Gary Johnson Has A Point


Yes, Gary Johnson should have known what Aleppo was and how important it is.  You and I and any number of people we know may not know what Aleppo is. That's fine - we're not running for president. But Gary Johnson is. It is unacceptable that a candidate - any candidate - running for leader of the free world be so uninformed on such a vital issue.

That being said, Johnson has a point. In an interview on Imus in the Morning with Connell McShane, Johnson owned his mistake and then said this:

There is an incredible double standard going on here, and I'm okay with that. It's the way that it should be. Has Donald Trump not said 150 things that should disqualify? If this is one thing, hasn't he said 150 of those things?

Johnson is 100 percent correct. There is an incredible double standard going on in this election. Hillary Clinton has certainly felt it and now it's Johnson's turn in the barrel. The simple truth is that Donald Trump has so thoroughly lowered the bar that he now routinely gets away with the most egregious and outlandish statements while others are held to an impossible standard.

Now I don't think that Johnson's flub will prove all that costly to him. Face it, most of the people who support him and Jill Stein are so disillusioned by the current political system that if a Pet Rock decided to run as a third-party candidate they'd get 2 percent of the vote right off the top.

But it's becoming painfully obvious that there are two sets of rules: one for Donald Trump and one for Hillary Clinton. And my fear is that with the press and the main-stream media deciding to sit this election out and ignore their responsibilities as journalists, Trump will be able to say virtually anything he wants unfettered by the constraints of reality.

The performance of Matt Lauer in Wednesday's forum was, sadly, not an outlier. It was yet another painful reminder of the degree to which this once venerable industry has declined.
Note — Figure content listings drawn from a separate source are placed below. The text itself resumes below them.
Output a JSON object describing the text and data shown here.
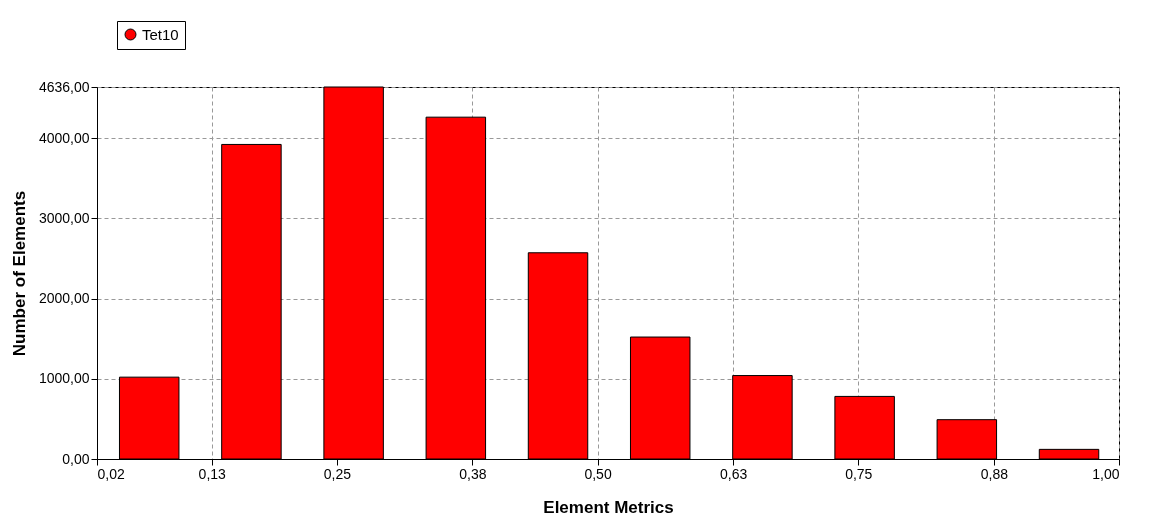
{
  "chart_data": {
    "type": "histogram",
    "xlabel": "Element Metrics",
    "ylabel": "Number of Elements",
    "bins": [
      0.02,
      0.118,
      0.216,
      0.314,
      0.412,
      0.51,
      0.608,
      0.706,
      0.804,
      0.902,
      1.0
    ],
    "series": [
      {
        "name": "Tet10",
        "color": "#ff0000",
        "values": [
          1020,
          3920,
          4636,
          4260,
          2570,
          1520,
          1040,
          780,
          490,
          120
        ]
      }
    ],
    "xlim": [
      0.02,
      1.0
    ],
    "xticks": [
      {
        "value": 0.02,
        "label": "0,02"
      },
      {
        "value": 0.13,
        "label": "0,13"
      },
      {
        "value": 0.25,
        "label": "0,25"
      },
      {
        "value": 0.38,
        "label": "0,38"
      },
      {
        "value": 0.5,
        "label": "0,50"
      },
      {
        "value": 0.63,
        "label": "0,63"
      },
      {
        "value": 0.75,
        "label": "0,75"
      },
      {
        "value": 0.88,
        "label": "0,88"
      },
      {
        "value": 1.0,
        "label": "1,00"
      }
    ],
    "ylim": [
      0,
      4636
    ],
    "yticks": [
      {
        "value": 0,
        "label": "0,00"
      },
      {
        "value": 1000,
        "label": "1000,00"
      },
      {
        "value": 2000,
        "label": "2000,00"
      },
      {
        "value": 3000,
        "label": "3000,00"
      },
      {
        "value": 4000,
        "label": "4000,00"
      },
      {
        "value": 4636,
        "label": "4636,00"
      }
    ],
    "grid": true,
    "legend": "top left",
    "line_style": "dashed"
  }
}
Can you picture Mike Wallace allowing a political candidate to literally lie to him and millions of people who were watching him? Not for a moment. In fact, Wallace would often make the lives of the people he interviewed a living hell if they even attempted to do that. If you don't believe me, go ahead and Google some of his 60 Minutes' segments. What Wallace did was not out of the ordinary: in his day, it was considered standard operating procedure.

Those days are sadly gone. Witness what Wallace's son, Chris, had to say regarding his role as the moderator of the third presidential debate. "I do not believe it is my job to be a truth squad. It's up to the other person to catch them on that."
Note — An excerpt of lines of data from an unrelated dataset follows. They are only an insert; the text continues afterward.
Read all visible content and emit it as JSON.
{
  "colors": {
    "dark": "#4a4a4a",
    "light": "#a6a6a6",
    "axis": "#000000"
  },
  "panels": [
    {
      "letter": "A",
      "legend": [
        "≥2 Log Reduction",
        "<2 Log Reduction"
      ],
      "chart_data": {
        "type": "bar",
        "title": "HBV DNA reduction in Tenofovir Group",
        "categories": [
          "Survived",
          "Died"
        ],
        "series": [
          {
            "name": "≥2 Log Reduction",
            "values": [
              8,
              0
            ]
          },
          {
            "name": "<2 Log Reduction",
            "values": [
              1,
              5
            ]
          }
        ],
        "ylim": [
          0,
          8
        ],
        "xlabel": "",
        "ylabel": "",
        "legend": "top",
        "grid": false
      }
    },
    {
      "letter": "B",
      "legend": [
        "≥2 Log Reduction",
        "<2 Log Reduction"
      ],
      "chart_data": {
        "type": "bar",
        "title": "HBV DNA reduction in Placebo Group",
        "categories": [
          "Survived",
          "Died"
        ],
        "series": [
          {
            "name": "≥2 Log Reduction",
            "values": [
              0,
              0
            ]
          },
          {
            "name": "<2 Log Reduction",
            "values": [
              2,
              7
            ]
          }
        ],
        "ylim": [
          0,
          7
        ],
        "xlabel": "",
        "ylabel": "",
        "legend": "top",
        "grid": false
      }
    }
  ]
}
You hear that? Chris Wallace, son of legendary TV journalist Mike Wallace, thinks that the truth is whatever the candidate with the loudest voice says it is. So Trump can basically spew whatever nonsense he wants to for two hours and Clinton will be forced into not only fact checking his bullshit, but, in what little time remains, present her vision for the country. It's like a batter walking to the plate with two strikes against him.

This is the gift the Trump campaign has been looking for: a national stage where their candidate can peddle his snake oil to an unsuspecting country without being challenged by the very agency tasked with defending the truth, and at the same time nullifying the strengths of his opponent. This is how Trump beat his opponents and won the Republican nomination: by dragging them down to his level. If you thought he got away with murder during those debates, you ain't seen nothing yet.

Hillary will have her hands full over the next several weeks. Not only will she have to best Trump in a one on one debate forum - that is assuming Johnson doesn't reach the requisite 15 percent threshold in the polls and earn a spot on the stage - she will have to do it while the Fourth Estate stands idly by and calls out for a pizza.

Hey, Chris, don't forget the anchovies.